WASHINGTON — When North Korea launched a small satellite into orbit last month for the first time, U.S. officials called it a cover for a more ominous goal: a ballistic missile that could carry a nuclear weapon as far as the continental United States.
But North Korea is a long way from building a workable intercontinental missile and, at the current pace of testing, it could take many years before they are close, missile technology experts say.
"They could put up something that would look like a credible missile but ... it's not really much of a threat," said Boston-based physicist David Wright, who follows the North Korean program for the nonpartisan Union of Concerned Scientists. "They have no idea whether it's going to blow up on the launch pad or dump one of their precious nuclear weapons into the Pacific Ocean."
This week, Bill Richardson, a former governor of New Mexico, is visiting Pyongyang, the North Korean capital, with Eric Schmidt, the executive chairman of Google, on what they are calling a private humanitarian trip. Richardson said Wednesday that he was pressing the government to stop all missile launches and nuclear tests and to allow more cellphones and an open Internet for its citizens.
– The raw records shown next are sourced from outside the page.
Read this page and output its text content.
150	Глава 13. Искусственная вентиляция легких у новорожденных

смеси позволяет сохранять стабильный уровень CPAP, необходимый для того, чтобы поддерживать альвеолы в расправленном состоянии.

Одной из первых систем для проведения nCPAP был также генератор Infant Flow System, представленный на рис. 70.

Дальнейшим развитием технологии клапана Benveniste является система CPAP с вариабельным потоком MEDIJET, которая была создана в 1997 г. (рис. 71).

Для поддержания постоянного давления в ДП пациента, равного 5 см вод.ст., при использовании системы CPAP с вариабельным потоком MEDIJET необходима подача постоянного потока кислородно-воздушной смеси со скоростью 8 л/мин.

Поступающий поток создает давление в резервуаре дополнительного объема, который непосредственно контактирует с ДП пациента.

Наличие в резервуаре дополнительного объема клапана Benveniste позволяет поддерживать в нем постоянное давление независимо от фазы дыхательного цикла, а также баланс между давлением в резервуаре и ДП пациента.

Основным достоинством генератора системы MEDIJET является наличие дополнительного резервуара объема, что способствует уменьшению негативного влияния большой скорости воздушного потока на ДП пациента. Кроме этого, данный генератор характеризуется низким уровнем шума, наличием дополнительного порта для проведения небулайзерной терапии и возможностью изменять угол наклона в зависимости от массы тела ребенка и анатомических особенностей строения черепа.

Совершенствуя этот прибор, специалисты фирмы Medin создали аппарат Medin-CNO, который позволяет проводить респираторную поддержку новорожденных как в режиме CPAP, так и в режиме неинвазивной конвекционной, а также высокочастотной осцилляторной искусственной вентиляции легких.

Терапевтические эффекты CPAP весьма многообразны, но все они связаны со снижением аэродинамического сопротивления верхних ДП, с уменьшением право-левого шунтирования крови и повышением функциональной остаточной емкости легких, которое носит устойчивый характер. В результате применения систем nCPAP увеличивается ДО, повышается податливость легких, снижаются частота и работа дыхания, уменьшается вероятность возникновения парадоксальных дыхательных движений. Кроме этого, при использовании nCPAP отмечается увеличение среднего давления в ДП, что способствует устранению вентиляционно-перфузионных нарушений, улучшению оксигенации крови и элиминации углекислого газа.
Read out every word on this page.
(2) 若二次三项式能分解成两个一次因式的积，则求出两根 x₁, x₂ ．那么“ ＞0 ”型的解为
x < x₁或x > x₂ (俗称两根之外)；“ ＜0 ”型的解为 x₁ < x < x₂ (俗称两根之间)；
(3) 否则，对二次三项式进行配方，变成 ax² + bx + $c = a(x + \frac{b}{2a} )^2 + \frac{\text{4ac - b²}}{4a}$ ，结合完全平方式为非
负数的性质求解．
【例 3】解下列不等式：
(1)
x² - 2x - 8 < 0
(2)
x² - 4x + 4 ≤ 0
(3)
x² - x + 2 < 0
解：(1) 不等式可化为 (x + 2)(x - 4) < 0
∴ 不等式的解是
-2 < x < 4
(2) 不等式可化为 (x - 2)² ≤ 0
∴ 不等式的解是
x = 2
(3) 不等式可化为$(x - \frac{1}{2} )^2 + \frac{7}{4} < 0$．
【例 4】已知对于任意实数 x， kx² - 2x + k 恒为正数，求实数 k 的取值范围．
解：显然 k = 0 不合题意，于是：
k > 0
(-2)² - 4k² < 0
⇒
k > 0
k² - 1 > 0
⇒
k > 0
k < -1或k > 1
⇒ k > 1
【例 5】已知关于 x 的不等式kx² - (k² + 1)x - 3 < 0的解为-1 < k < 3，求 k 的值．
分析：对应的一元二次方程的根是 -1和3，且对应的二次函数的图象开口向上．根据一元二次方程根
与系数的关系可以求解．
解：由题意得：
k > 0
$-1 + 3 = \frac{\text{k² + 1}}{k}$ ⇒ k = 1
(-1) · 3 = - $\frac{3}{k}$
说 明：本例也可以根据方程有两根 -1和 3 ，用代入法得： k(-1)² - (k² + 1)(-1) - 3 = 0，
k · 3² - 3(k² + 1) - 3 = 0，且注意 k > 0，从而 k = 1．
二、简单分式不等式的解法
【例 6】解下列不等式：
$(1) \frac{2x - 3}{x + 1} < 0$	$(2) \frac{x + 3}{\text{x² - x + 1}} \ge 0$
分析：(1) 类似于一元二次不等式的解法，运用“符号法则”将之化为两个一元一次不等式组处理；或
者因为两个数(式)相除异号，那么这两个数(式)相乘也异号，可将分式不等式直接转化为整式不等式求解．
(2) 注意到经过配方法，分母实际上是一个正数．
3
Some experts outside the U.S. government contend that North Korea's failure-prone missile program is essentially a bluff aimed at spurring concessions from the international community.
U.S. intelligence officials disagree. They say North Korea is intent on developing a capability to threaten the West with nuclear weapons. In 2011, then-Defense Secretary Robert Gates said North Korea would have a missile that could strike the continental United States by 2016, although some U.S. officials believe that timetable has now slipped.
The North Koreans "haven't tested a lot, which slows development," said a U.S. official familiar with the latest intelligence. "But they're still moving forward."
North Korean leader Kim Jong Un hailed the Dec. 12 satellite launch in a televised New Year's Day speech, calling on the nation to rebuild its ailing economy "in the same spirit and mettle as were displayed in conquering space."
But progress has been halting. In recent years, North Korea has attempted one or two rocket tests annually, most of which failed. In April, a rocket carrying a satellite exploded 90 seconds after takeoff.
Building a dependable intercontinental ballistic missile would require "flight tests every other month, over several years," said Markus Schiller, who wrote a paper about the missile program in October for Rand Corp., a Santa Monica-based think tank. "First-generation long-range missiles require dozens of flight tests until they are reliable and accurate enough for deployment."
Schiller said in his Rand paper that the main purpose of the North's rocket launches is to deter the United States and South Korea, and "to gain strategic leverage in foreign politics."
The three-stage Unha rocket that put a small satellite into orbit last month "was developed as a satellite launcher and not as a weapon," Schiller said in a telephone interview from Germany. "The technology was only suited for satellite launch."
The rocket's third stage took a dog leg turn to avoid flying over Taiwan and the Philippines, said Brian Weeden, a former U.S. Air Force space expert now with the Secure World Foundation, a Washington think tank.
"That is definitely something more associated with a space launch than with a ballistic missile launch," he said. "It's not what you would expect to see with a missile test."
Any successful rocket launch could theoretically help North Korea improve its missile technology, Weeden said. But launching a satellite is easier than perfecting a missile that can carry a weapons payload into space and then deliver it to a specific target without burning up in the atmosphere.
Other analysts believe North Korea made a major technological advance with the satellite launch. Bruce Klingner, a former CIA analyst now at the Heritage Foundation, a Washington think tank, called it "a huge step forward in their capabilities."
Jeffrey Lewis, a nonproliferation expert at the nonpartisan Monterey Institute of International Studies, worries that North Korea is making just enough progress to be dangerous.
"The North Koreans might just be willing to deal with less reliable systems," he said. "They might just be happy with 50% reliability. My starting assumption is that they are serious, that this is something that they intend to build. I presume that they are competent enough that this is not an impossible missile."